Allergy testing is important since the great majority of cases of childhood asthma fall under allergic asthma. The first step is usually the skin prick test for the most common inhalatory allergens, simply because it is easy to perform, not very invasive, rarely produces intense allergic reactions, and can be performed in people older than six months. This is useful, not only for making the diagnosis of asthma, but also in order to know which allergens to avoid after the diagnosis and during treatment.

During the skin prick test, a small amount of allergen is inserted into the superficial layer of the skin (epidermis) with the aim to cause a local inflammation caused by the allergic reaction. A technician or doctor will make multiple pricks on the skin of the forearm to test multiple allergens, and one area will receive a histamine prick as a control. That area is expected to become inflamed.

The results are then quantified by measuring the size of the inflamed areas with a ruler. There are certain rules about the timing of this test. With seasonal allergies (tree or grass pollen), it is not recommended to perform the test during the allergy season, especially if a person must take antihistamine drugs for allergy control. Antihistamines can contribute to false negative results of the skin prick test. There are also other, more specific allergy tests, which can be performed after the skin prick test.

Lung function tests are designed to measure lung volumes and capacities.
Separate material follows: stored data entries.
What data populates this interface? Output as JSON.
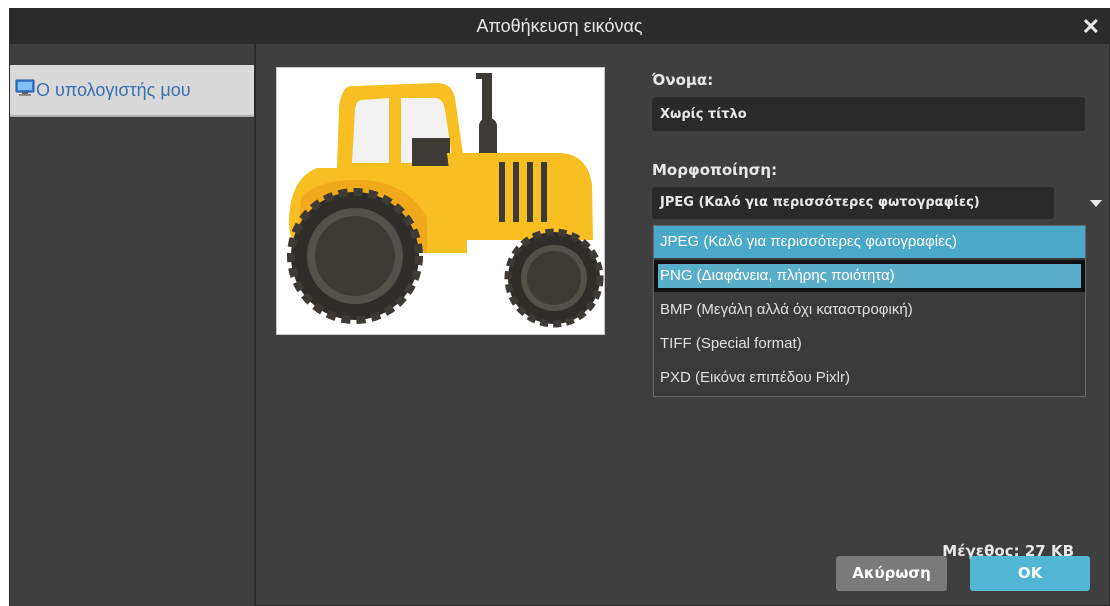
{
  "dialog": {
    "title": "Αποθήκευση εικόνας",
    "close_label": "✕"
  },
  "sidebar": {
    "items": [
      {
        "label": "Ο υπολογιστής μου",
        "icon": "computer-icon"
      }
    ]
  },
  "form": {
    "name_label": "Όνομα:",
    "name_value": "Χωρίς τίτλο",
    "format_label": "Μορφοποίηση:",
    "format_selected": "JPEG (Καλό για περισσότερες φωτογραφίες)",
    "format_options": [
      "JPEG (Καλό για περισσότερες φωτογραφίες)",
      "PNG (Διαφάνεια, πλήρης ποιότητα)",
      "BMP (Μεγάλη αλλά όχι καταστροφική)",
      "TIFF (Special format)",
      "PXD (Εικόνα επιπέδου Pixlr)"
    ],
    "size_text": "Μέγεθος: 27 KB"
  },
  "buttons": {
    "cancel": "Ακύρωση",
    "ok": "OK"
  },
  "colors": {
    "accent": "#52b7d4",
    "selected_option": "#4aa8c9",
    "dialog_bg": "#3f3f3f",
    "titlebar_bg": "#2b2b2b"
  }
}
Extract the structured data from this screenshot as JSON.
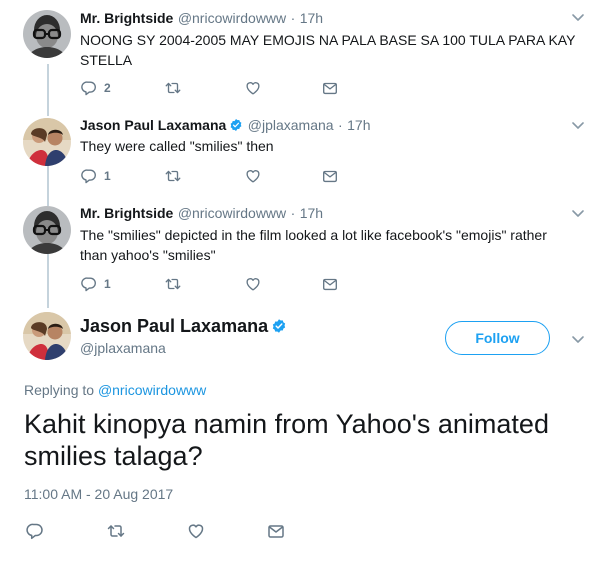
{
  "tweets": [
    {
      "name": "Mr. Brightside",
      "handle": "@nricowirdowww",
      "time": "17h",
      "text_lines": [
        "NOONG SY 2004-2005 MAY EMOJIS NA PALA BASE SA 100 TULA PARA KAY",
        "STELLA"
      ],
      "reply_count": "2",
      "retweet_count": "",
      "like_count": "",
      "verified": false
    },
    {
      "name": "Jason Paul Laxamana",
      "handle": "@jplaxamana",
      "time": "17h",
      "text_lines": [
        "They were called \"smilies\" then"
      ],
      "reply_count": "1",
      "retweet_count": "",
      "like_count": "",
      "verified": true
    },
    {
      "name": "Mr. Brightside",
      "handle": "@nricowirdowww",
      "time": "17h",
      "text_lines": [
        "The \"smilies\" depicted in the film looked a lot like facebook's \"emojis\" rather",
        "than yahoo's \"smilies\""
      ],
      "reply_count": "1",
      "retweet_count": "",
      "like_count": "",
      "verified": false
    }
  ],
  "main_tweet": {
    "name": "Jason Paul Laxamana",
    "handle": "@jplaxamana",
    "follow_label": "Follow",
    "replying_prefix": "Replying to",
    "replying_to": "@nricowirdowww",
    "text_lines": [
      "Kahit kinopya namin from Yahoo's animated",
      "smilies talaga?"
    ],
    "timestamp": "11:00 AM - 20 Aug 2017"
  },
  "separator": "·",
  "icons": {
    "reply": "reply-icon",
    "retweet": "retweet-icon",
    "like": "heart-icon",
    "dm": "envelope-icon",
    "menu": "chevron-down-icon",
    "verified": "verified-badge-icon"
  },
  "colors": {
    "accent": "#1da1f2",
    "link": "#1b95e0",
    "muted": "#657786",
    "text": "#14171a",
    "thread_line": "#c5d3dc"
  }
}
Airway obstruction can be triggered using the bronchoprovocation test and alleviated using the bronchodilatation test. Unfortunately, this works only for adults, and to some extent for children older than five years. This is because young children are not able to follow the test instructions. This is really a big drawback because these tests provide the ultimate confirmation of asthma.

Chest x-rays are only useful in the differential diagnosis of asthma, in order to rule out some other conditions. Otherwise, there is no specific need to perform a chest x-ray in cases when asthma can be confirmed based on consistent signs and symptoms, physical examination, and other additional tests.

The inability to perform lung function tests in young children is the main difference in the diagnostic process of asthma when we look at children vs adults. The differential diagnosis is usually easier in children compared to adults, however, because children are less likely to have other types of pulmonary disorders, such as COPD (chronic obstructive pulmonary disease). COPD is the main cause of confusion when trying to differentiate it from asthma in adult patients. Rarely, children can have breathing difficulties that can mimic asthma, due to congenital heart defects and lung disorders.